Clarice Lispector, a imprevista pertença
Três episódios, contados por uma sua biógrafa, Nadia Gotlib, ficaram retidos na minha memória desde que, há muitos anos e a conselho de um amigo, descobri a riqueza indescritível dos textos de Clarice Lispector... A densidade e a verdade da sua escrita parecem quase não ter paralelo na literatura contemporânea – cada frase tem vida própria, lateja de energia, de substância, de surpresa e de dramaticidade, condensa fibras da existência com uma intensidade radicalmente sincera e desconcertante.
O primeiro episódio tem que ver com o início da sua própria vida. Clarice relata-o assim: “Tenho certeza de que no berço a minha primeira vontade foi a de pertencer. Por motivos que aqui não importam, eu de algum modo devia estar sentindo que não pertencia a nada e a ninguém. Nasci de graça.” Habitualmente descrita de forma psicológica (porque a mãe de Clarice era doente e o nascimento da filha teria sido visto também como esperança de uma cura que não viria a acontecer), esta afirmação tem, porém, um alcance muito mais vasto, revelando a profundidade do olhar de uma criança que desde muito cedo revela uma aguda consciência de si mesma e do seu lugar no mundo. Tal consciência manifesta-se como necessidade, como desejo e como certeza de uma radical desproporção: “Por isso se no berço experimentei esta fome humana, ela continua a me acompanhar pela vida afora, como se fosse um destino. A ponto de meu coração se contrair de inveja e desejo quando vejo uma freira: ela pertence a Deus. Exatamente porque é tão forte em mim a fome de me dar a algo ou a alguém, é que me tornei bastante arisca: tenho medo de revelar de quanto preciso e de como sou pobre. Sou, sim. Muito pobre. Só tenho um corpo e uma alma. E preciso de mais do que isso”.

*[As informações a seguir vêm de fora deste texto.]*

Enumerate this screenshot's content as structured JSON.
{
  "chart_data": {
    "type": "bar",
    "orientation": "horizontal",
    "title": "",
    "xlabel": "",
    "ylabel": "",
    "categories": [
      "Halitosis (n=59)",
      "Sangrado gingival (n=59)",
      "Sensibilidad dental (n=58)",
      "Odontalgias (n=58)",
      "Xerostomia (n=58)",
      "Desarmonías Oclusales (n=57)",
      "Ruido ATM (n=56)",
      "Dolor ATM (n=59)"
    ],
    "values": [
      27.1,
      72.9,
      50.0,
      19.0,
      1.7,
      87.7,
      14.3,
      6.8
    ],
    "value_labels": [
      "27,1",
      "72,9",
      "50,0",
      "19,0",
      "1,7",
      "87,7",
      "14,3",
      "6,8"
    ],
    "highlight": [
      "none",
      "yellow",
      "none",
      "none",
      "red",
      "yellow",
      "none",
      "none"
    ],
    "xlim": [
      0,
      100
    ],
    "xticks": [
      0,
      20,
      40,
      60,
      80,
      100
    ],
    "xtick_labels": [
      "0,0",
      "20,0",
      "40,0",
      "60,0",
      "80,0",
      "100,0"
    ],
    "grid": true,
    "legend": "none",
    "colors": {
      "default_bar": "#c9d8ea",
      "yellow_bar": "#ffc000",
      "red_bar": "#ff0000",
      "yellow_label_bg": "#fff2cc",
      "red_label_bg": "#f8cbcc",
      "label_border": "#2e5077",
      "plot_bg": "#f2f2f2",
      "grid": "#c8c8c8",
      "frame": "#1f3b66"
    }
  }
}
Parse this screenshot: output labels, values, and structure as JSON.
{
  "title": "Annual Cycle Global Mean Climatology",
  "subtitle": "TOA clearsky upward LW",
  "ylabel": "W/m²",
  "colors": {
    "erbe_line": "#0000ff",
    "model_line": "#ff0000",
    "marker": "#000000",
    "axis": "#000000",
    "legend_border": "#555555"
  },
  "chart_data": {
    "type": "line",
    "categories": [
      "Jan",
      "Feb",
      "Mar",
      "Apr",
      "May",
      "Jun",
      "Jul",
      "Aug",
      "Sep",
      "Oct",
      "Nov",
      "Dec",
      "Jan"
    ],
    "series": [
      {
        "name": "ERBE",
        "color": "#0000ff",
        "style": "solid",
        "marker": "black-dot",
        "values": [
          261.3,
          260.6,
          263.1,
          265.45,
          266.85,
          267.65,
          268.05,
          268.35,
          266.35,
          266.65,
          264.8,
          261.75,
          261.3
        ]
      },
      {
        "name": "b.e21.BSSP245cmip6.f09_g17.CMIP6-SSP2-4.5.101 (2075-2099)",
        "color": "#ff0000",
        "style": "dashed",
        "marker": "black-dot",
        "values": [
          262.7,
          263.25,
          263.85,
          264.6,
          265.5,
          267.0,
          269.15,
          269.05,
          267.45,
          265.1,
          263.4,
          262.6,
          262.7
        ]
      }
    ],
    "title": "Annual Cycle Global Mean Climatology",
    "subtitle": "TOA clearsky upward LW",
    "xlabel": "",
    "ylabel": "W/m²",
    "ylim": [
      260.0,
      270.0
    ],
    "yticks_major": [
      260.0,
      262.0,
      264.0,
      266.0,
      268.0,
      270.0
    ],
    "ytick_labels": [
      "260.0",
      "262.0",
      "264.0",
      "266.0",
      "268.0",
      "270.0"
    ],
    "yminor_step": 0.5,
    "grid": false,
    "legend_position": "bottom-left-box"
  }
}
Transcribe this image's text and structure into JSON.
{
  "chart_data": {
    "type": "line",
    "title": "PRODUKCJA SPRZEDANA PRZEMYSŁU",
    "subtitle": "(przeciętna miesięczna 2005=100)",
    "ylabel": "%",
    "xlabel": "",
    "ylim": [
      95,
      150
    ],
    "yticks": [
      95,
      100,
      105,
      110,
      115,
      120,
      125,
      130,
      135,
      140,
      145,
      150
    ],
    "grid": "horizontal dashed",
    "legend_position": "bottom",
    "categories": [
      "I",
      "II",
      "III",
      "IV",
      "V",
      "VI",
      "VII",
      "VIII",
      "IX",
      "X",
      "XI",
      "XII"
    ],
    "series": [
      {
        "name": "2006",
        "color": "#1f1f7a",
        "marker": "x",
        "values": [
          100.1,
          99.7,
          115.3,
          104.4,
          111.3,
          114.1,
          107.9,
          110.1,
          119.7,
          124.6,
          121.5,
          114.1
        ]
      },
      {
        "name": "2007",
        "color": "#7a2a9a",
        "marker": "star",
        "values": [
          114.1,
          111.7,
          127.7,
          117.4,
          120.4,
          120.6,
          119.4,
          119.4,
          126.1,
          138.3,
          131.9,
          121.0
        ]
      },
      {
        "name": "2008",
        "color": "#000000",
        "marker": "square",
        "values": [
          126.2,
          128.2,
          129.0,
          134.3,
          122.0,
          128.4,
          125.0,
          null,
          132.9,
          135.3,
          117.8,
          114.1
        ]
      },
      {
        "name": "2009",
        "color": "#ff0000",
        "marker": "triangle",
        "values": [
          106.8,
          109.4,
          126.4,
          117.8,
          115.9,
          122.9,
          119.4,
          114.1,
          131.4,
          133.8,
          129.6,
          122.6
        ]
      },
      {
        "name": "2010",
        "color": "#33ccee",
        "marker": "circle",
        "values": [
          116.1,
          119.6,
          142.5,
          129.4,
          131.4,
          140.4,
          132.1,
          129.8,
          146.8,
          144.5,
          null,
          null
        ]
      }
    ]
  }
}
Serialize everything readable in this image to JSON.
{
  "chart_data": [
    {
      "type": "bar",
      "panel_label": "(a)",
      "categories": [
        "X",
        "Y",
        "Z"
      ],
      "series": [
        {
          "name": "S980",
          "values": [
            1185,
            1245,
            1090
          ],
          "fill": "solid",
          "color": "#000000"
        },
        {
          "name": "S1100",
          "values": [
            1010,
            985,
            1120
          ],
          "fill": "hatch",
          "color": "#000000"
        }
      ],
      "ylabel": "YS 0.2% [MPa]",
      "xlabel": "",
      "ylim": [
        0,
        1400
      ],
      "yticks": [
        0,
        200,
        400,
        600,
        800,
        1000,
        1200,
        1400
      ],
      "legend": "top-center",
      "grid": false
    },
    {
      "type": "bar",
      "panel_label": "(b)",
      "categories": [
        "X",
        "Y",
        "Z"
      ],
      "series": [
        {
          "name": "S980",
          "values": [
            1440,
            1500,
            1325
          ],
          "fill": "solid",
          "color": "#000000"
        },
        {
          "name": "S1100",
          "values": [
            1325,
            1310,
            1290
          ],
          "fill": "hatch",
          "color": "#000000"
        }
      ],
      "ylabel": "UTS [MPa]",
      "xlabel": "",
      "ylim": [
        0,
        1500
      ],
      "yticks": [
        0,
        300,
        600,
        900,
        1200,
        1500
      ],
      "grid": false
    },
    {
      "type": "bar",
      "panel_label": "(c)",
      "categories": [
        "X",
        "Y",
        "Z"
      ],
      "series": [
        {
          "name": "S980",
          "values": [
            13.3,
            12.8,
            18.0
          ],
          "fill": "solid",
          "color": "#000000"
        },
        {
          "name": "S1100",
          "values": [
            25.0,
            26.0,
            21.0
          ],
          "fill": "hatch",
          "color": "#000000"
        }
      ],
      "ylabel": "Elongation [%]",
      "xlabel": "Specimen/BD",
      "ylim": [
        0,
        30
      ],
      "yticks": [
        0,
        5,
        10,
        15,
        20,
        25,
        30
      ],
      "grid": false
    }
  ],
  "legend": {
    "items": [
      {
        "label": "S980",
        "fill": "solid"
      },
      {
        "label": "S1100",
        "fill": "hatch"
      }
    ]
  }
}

A escrita de Clarice dá forma à dor desta falta e à busca incansável e atormentada - por entre religiões e crenças várias - desse “mais” que lhe é absolutamente necessário. Incapaz de se deter na banalidade do quotidiano e ciente da urgência de cada instante, Clarice Lispector exigia dos amigos o impensável. O segundo episódio é relatado num curto poema de João Cabral de Melo Neto, Contam de Clarice Lispector: “Um dia, Clarice Lispector/ Intercambiava com amigos/ Dez mil anedotas de morte/ E do que tem de sério, e circo. Nisso, chegam outros amigos/vindos do último futebol/ comentando o jogo, recontando-o,/ refazendo-o, de gol a gol. Quando o futebol esmorece/abre a boca um silêncio enorme/ E ouve-se a voz de Clarice:/ Vamos voltar a falar na morte?”.
O terceiro episódio que retive testemunha a certeza da escritora sobre a possibilidade de verdadeiro bem, sobre a origem da resposta exigida pelo coração humano, que não pode ser fabricada por nós, mas é indiciada pela espera que nos constitui – e, portanto, como afirmava Eugenio Montale, implica reconhecer que “um imprevisto é a única esperança”. Assim, é Nadia Gotlib quem transcreve a carta que Lispector escreve à amiga Olga Borelli: “Precisamos conversar. Acontece que eu achava que nada mais tinha jeito. Então vi um anúncio de uma água de colônia da Coty, chamada Imprevisto. O perfume é barato. Mas me serviu para me lembrar que o inesperado bom também acontece. E sempre que estou desanimada, ponho em mim o Imprevisto. Me dá sorte. Você, por exemplo, não era prevista. E eu imprevistamente aceitei a tarde de autógrafos.”
A genialidade de Clarice Lispector coincide com uma grande lealdade existencial. Na batalha da vida, que se traduzia numa forma de intuição artística crua e estritamente metafísica – porque absorvia e atravessava a matéria em direcção à sua profundidade última, como talvez o livro A Paixão segundo GH demonstre melhor que nenhum outro – Clarice arriscava tudo, sem se defender da existência: “A vida me fez de vez em quando pertencer, como se fosse para me dar a medida do que eu perco não pertencendo. E então eu soube: pertencer é viver. Experimentei-o com a sede de quem está no deserto e bebe sôfrego os últimos goles de água de um cantil. E depois a sede volta e é no deserto mesmo que caminho.”